Tuesday, June 30, 2009

The Fundamentals

That's basically what we've been learning in Macroeconomics - the fundamentals. Without a strong foundation, all the higher level thinking and problem solving that goes on in economics would be harder to grasp. For example, today we went over money growth and inflation. The way we're taught the concept is that, in a perfect closed economy, without any outside forces changing the behavior of the market, when the government prints more money, it inevitably leads to inflation. Also, the central bank (ex. the Fed) can control how smaller banks do their business by changing interest rates and by selling/buying bonds.

This led to a discussion about our current economy. A simple model like the one above, was able for the most part explain what happened in the economy. However, of course, our current state of market is a ton more complicated and intricate than what a basic intro to macroecon model of a closed economy can tell.

My day, in all,was spent well. Joseph and I got breakfast at the Sharpe Refectory, the new place that opened which is a whole lot closer than the V-dub from where we're staying; It's so convenient now. After meeting with Ms. Kent, my floormates and I went to see Transformers 2 in IMAX. Holy cow it was thrilling to see all the explosions fill my plane of view and the booms shake my body. It was good to be able to have something to do in the afternoon seeing that most of the time, there aren't many things to do on campus. My RA tells me its more exciting during the school year, I believe him.


Charles Tillman Ramsey said...

Yes, the fundamentals are very important in life. Getting up in the morning is a fundamental part of the day. So if you learn the fundamentals, like in math, which is based all on fundamentals you will have a better chance of succeeding.
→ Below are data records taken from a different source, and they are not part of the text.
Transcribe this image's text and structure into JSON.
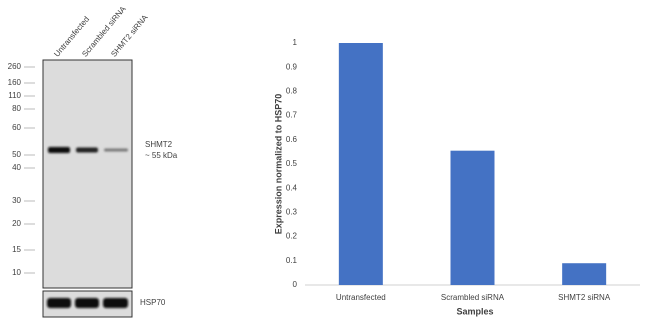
{
  "blot": {
    "lanes": [
      "Untransfected",
      "Scrambled siRNA",
      "SHMT2 siRNA"
    ],
    "markers": [
      260,
      160,
      110,
      80,
      60,
      50,
      40,
      30,
      20,
      15,
      10
    ],
    "target": "SHMT2",
    "target_size": "~ 55 kDa",
    "control": "HSP70"
  },
  "chart_data": {
    "type": "bar",
    "categories": [
      "Untransfected",
      "Scrambled siRNA",
      "SHMT2 siRNA"
    ],
    "values": [
      1,
      0.555,
      0.09
    ],
    "color": "#4472c4",
    "ylim": [
      0,
      1
    ],
    "yticks": [
      0,
      0.1,
      0.2,
      0.3,
      0.4,
      0.5,
      0.6,
      0.7,
      0.8,
      0.9,
      1
    ],
    "xlabel": "Samples",
    "ylabel": "Expression  normalized to HSP70",
    "grid": false
  }
}
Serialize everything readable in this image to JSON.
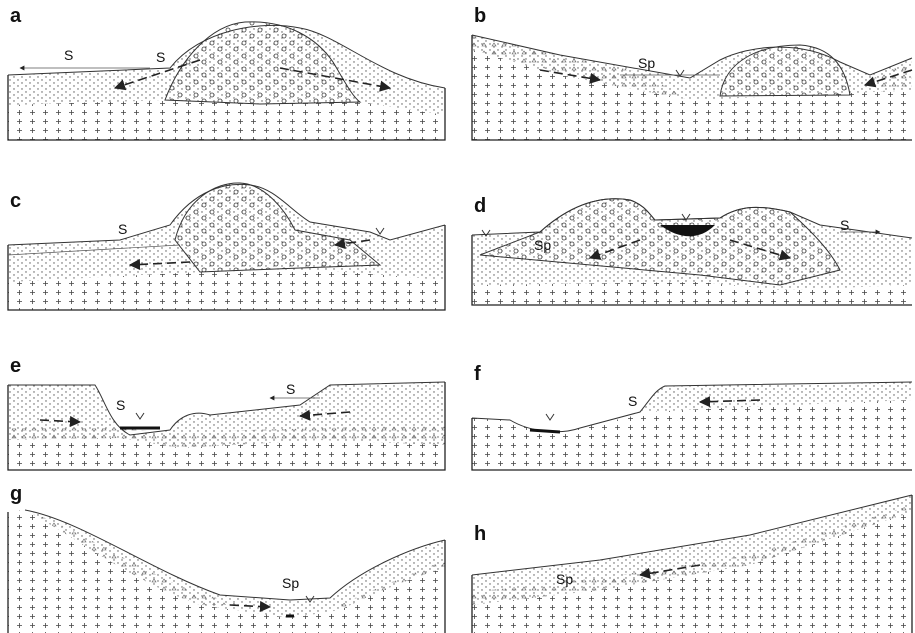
{
  "panels": [
    {
      "label": "a",
      "annotations": [
        "S",
        "S"
      ]
    },
    {
      "label": "b",
      "annotations": [
        "Sp"
      ]
    },
    {
      "label": "c",
      "annotations": [
        "S"
      ]
    },
    {
      "label": "d",
      "annotations": [
        "Sp",
        "S"
      ]
    },
    {
      "label": "e",
      "annotations": [
        "S",
        "S"
      ]
    },
    {
      "label": "f",
      "annotations": [
        "S"
      ]
    },
    {
      "label": "g",
      "annotations": [
        "Sp"
      ]
    },
    {
      "label": "h",
      "annotations": [
        "Sp"
      ]
    }
  ]
}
Dennis, has Brown grown on you? It appears in reading your posts that you have come to like Brown. I know that when we spoke that you really enjoyed Harvard and had some interest in Columbia. Please bring us up to speed on how you have evolved with your college selections, I am interested.

You are a hard working student that enjoys helping others. This is a great talent and I am hopeful that you will continue to reach out and work with others. I also hope that your time in the Ivy League Connection has been useful and that your initial impressions and fears have not been realized.

I recall the days that you were hesitent about being part of this project. I would love to hear your thought and views about how we have meet your expectations. Please let us know.

Take care.

Charles T. Ramsey, Esq.
School Board Member
West Contra Costa
Unified School District

Don Gosney said...


I know you're learning a lot but please tell that there's more to Brown than just seeing Transformers II on IMAX. Didn't you just see that a few days ago in a regular theatre?

I know that when they teach you about economics they have to teach you basic theory but it sure seems as though they're sugarcoating things. First your discussion about the GNP and now how a basic closed loop economy works--it's as though they're having you live in a vacuum.

The real world has a few more twists and turns but you now that already. Even in your day to day life you've seen this.

You still have a couple more weeks of this so I'll look forward to seeing how all of this progresses.